Small Pox is a bitch of a disease. (Chicken Pox isn't a Pox virus, it's a Herpes virus.)

 

Small Pox

When there is talk of a bioterrorist attack, small pox is often mentioned. Common knowledge has it that the spread of the small pox virus could decimate entire populations. It is highly contagious and extremely dangerous. Unlike many other viruses that have been discovered in the past century, small pox has been around for thousands of years and epidemics of small pox have killed millions of people throughout history. It is a virus that exists only in humans.

 

The first small pox vaccine was invented 200 years ago and was, in fact, the very first vaccine ever invented. As it proved itself to be effective, the vaccine was quickly shared around the world. It took years, but in 1977, the last case of small pox was reported. In 1980, the World Health Organization announced that small pox had been effectively eliminated, and the vaccinations were discontinued.

 

However, the vaccination’s effectiveness has been found to wear off eventually, making nearly every person who has been inoculated before 1980 no longer immune to the virus.

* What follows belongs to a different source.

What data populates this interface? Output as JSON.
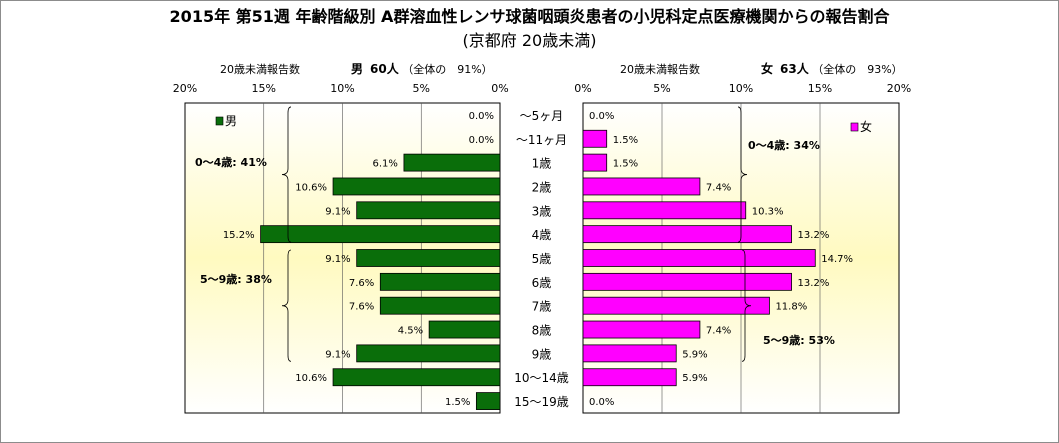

It is for this reason that releasing the small pox virus through artificial means is so frightening. There is an entire generation that has never been vaccinated for the virus, and no one knows for sure how those who have been vaccinated will be able to fight off an infection.

 

How Small Pox Spreads

 

The small pox virus spreads from person to person through breathing air contaminated with droplets of moisture that originate in the breath, cough, or sneeze of an infected person. The virus also clings to clothes and bed linens, and a person can be infected by the virus after touching something that was worn or used by an infected person. The one positive side to the virus is that it does not live very long in the environment. The small pox virus usually survives two days, even less if it is hot and humid.

 

It is amazing to me that something like a virus, which most scientists don't even consider to be alive (they don't breathe, grow, eat, etc.) can do so much damage. They're just like little organic machines -- such simple little things! But then again, we all know how much damage a machine can do!